Now, at this point, many of you are probably wondering why somebody as fascinating as myself isn't currently starring in a Newlyweds-style show on MTV. Well, I am, but on MTV Europe. I can't even look at a tapas bar in Barcelona without being mobbed. I draw like the Pope over there. And we had our embarrassing ditz moment when my wife mentioned – on TV mind you! – that Grevenmacher is in Belgium. In fact, it is in Luxembourg. I was soooooo humiliated!
This brings me to another interesting point about myself. Although the EU now knows what I like, folks stateside are still asking what's behind the blur. My pet answer lately has been "Bill Bixby with better hair,"; and while that usually lands a few chuckles at cocktail parties, it's not the most accurate description ever. So what do I look like? Well, if you close your eyes and imagine what a man is supposed to look like, that.

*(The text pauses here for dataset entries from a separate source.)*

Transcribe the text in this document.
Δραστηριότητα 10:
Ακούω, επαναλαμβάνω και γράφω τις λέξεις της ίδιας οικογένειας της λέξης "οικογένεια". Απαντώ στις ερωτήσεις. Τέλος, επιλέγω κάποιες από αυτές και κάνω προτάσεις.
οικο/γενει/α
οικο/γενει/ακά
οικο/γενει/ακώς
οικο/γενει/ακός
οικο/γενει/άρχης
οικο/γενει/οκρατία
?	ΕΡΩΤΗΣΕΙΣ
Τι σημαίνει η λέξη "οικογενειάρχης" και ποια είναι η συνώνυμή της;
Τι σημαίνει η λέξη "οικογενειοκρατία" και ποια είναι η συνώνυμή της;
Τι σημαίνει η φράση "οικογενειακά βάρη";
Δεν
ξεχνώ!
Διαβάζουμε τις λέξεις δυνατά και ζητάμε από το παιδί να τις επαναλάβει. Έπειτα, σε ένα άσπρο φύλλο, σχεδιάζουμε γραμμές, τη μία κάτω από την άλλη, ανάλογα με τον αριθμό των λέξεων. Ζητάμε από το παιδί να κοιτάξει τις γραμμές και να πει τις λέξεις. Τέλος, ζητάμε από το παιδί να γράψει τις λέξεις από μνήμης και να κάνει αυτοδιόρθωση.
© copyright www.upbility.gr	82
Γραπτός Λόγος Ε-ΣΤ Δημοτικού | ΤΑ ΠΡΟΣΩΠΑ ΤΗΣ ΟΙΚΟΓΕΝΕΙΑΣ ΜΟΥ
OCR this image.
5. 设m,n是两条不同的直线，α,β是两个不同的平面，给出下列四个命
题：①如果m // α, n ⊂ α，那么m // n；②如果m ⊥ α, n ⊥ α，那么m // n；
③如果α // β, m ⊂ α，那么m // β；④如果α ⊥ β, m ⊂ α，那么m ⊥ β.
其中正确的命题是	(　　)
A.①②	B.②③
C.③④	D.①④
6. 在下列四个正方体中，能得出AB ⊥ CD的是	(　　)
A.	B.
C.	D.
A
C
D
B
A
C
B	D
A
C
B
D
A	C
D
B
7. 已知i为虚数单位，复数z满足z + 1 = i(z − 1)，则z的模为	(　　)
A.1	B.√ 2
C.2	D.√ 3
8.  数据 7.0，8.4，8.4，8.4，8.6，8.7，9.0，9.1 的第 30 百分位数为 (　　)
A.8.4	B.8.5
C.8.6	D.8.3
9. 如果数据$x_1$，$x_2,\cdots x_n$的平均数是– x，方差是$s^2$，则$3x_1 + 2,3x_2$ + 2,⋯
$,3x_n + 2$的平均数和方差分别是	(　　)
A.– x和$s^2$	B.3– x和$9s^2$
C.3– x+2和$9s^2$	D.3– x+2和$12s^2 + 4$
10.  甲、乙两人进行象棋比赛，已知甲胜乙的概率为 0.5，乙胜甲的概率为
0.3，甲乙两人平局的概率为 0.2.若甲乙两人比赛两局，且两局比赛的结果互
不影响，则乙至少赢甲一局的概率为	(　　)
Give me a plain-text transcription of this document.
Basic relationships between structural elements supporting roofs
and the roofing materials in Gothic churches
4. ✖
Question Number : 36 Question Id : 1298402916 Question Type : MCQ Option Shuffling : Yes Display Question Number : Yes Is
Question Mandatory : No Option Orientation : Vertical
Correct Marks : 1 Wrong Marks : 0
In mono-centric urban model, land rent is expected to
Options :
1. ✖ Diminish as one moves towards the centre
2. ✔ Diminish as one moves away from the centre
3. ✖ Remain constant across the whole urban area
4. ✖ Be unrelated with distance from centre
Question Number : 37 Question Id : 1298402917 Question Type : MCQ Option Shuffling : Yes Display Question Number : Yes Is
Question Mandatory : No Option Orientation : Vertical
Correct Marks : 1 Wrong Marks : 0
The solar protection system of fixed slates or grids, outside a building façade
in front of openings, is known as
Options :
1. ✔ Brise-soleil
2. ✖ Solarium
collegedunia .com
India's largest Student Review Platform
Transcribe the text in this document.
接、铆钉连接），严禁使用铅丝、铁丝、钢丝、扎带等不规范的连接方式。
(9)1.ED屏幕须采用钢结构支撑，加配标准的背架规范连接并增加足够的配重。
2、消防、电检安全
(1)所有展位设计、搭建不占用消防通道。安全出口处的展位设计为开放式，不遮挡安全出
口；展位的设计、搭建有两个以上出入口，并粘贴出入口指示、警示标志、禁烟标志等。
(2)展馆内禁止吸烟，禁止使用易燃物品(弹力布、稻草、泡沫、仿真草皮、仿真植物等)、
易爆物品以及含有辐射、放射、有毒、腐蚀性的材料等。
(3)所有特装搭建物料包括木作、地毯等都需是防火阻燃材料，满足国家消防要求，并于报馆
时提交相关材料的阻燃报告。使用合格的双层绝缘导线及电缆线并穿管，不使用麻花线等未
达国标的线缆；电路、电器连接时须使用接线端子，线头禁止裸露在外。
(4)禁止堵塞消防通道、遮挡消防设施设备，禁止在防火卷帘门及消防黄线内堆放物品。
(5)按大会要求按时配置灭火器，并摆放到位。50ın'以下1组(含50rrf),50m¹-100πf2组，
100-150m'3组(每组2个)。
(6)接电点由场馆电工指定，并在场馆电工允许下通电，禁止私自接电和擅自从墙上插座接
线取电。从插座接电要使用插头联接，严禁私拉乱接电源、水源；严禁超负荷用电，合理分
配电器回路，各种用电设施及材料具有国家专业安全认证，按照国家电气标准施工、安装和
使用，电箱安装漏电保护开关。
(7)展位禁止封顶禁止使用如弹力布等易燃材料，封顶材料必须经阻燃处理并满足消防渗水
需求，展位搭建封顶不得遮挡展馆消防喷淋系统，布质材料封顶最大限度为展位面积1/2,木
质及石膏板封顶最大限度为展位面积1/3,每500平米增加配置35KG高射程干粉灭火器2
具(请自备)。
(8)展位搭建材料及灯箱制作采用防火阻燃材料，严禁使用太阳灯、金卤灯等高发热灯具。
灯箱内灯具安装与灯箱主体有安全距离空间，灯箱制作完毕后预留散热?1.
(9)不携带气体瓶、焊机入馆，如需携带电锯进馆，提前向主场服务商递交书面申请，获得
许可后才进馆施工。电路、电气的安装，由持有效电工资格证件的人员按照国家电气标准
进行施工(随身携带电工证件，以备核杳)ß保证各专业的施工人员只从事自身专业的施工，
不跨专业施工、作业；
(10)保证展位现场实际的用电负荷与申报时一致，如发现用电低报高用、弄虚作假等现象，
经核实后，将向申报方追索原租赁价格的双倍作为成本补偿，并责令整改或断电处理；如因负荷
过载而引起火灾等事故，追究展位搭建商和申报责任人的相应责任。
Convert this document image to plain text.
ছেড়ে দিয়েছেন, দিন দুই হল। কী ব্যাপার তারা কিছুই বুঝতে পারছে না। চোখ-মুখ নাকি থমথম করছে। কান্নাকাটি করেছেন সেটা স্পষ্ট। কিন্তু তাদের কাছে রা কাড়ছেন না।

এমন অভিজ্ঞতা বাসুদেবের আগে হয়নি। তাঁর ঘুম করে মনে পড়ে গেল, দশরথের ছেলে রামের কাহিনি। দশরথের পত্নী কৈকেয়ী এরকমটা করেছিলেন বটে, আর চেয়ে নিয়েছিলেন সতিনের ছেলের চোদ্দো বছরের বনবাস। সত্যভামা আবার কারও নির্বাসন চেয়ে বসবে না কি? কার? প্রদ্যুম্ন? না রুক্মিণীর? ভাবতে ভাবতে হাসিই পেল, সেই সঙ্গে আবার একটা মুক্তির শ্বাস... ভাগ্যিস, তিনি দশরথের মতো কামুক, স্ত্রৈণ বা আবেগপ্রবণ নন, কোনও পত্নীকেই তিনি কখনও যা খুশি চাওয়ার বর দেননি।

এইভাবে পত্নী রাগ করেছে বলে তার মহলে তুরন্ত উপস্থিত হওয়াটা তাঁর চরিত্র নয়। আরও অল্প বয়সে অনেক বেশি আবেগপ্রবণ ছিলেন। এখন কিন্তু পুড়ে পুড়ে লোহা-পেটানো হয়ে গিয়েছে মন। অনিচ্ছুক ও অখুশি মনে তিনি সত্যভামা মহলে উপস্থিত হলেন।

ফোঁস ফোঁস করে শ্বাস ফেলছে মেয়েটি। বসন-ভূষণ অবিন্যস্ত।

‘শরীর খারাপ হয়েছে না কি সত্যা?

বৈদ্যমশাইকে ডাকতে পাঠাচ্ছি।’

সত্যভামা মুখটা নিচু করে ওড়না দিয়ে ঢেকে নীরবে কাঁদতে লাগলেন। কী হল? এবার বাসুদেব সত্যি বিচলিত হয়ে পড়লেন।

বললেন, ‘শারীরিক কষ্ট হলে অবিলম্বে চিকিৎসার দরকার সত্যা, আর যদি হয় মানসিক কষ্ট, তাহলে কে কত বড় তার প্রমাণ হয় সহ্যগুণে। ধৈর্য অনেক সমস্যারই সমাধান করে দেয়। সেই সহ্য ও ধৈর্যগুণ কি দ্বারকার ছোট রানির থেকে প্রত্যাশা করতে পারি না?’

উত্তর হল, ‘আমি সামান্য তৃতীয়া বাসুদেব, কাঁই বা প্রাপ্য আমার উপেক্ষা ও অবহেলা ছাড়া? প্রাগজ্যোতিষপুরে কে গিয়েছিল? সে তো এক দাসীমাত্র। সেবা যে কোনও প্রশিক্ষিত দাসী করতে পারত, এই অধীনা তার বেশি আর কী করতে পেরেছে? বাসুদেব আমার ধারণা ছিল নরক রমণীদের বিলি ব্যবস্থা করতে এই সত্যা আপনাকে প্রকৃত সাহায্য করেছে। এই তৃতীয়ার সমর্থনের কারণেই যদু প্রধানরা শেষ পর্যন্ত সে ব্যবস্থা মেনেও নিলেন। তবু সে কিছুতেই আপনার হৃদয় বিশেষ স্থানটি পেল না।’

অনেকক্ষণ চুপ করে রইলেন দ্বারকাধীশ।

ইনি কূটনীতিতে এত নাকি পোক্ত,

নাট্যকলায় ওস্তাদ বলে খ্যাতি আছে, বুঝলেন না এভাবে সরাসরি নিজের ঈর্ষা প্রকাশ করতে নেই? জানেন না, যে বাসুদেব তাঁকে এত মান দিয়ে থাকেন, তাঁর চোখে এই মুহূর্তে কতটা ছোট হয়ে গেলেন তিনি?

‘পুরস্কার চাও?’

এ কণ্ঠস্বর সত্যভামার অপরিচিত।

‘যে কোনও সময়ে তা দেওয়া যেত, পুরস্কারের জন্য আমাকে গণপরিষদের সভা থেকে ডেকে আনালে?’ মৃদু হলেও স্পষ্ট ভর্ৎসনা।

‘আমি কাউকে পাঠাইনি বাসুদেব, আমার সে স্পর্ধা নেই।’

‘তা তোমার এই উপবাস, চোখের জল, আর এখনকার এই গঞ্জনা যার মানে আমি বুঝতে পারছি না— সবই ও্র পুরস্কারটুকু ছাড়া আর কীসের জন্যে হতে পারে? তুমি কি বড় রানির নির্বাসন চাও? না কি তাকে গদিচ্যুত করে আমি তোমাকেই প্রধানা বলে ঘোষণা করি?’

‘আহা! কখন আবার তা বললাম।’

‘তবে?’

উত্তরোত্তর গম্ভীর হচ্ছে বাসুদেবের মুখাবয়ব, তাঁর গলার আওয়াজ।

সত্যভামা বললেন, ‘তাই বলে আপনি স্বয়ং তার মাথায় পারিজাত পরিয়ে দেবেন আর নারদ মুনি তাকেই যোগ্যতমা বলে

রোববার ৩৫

Finally, some news about the show that I'm a part of... On the far, far fringes. Auditions for the third offering of Idol went down this summer and I swung by the L.A. version because it was the easiest and cheapest. One thing I quickly noticed – and this happens with all reality shows that go around more than once – is that all of the new contestants fit the archetypes set up by the originals. The American Idol galaxy now has about ten different types of person in the show, and every auditioner fits into one of the categories. You have your excessively outgoing "punk"; girl with colorful hair, the pretty blonde who can only sorta sing, the preppy kid, the white guy who wants to be black, the highly energetic and super optimistic boy or girl, the g-fabulous chick and all the rest.
And with each successive season, the contestants become more and more aware about how to act, what to expect, how to retort Simon's jibes, what to wear and which camera is the hot one. It can only be a matter of time before a contestant is asked who their favorite singer is and instead of replying Madonna or Eddie Grant or the bald guy from Midnight Oil that looks like Sloth from The Goonies, their answer is Clay Aiken or Kelly Clarkson. At which point we will officially descend into hyper meta-irony and the universe will collapse upon itself.
After Idol Audition Tour 2003 wrapped up, ("Hello, Honolulu! Are you ready to rock?!!) the good ones moved on to Pasadena while the bad ones slinked back home to a life of convincing themselves they could've been something great if Randy didn't suck as a judge. As expected – by whom I'm not sure – I dropped by the Pasadena auditions and took some mental notes - which I promptly forgot. It's better that way, since all Idol news and information is being protected much more fervently than Valerie Plame's W2 forms. I can tell you that I completely scorched Seacrest during an interview and Simon and I spent some time discussing how awesome we each were. I can also tell you that I ran into Clay backstage and he gave me the ol' blowoff. I guess now that he's on the cover of TV Guide every other week, he doesn't need the guy that made him. Made him! He should be sending me checks!
Speaking of Seacrest, I've been counting down the days until his syndicated daytime talker (that's Hollywood parlance for talk show) debuts. I lost count back around July, but I think it's around 119 days to go. And 120 until Jillian Barberie has her first sit-down with Ryan and I try to rip my ears off.
So that is about that. Um...I guess columns as great as this one will return in January with Idol. Maybe by then I can work on closing an article like a pro.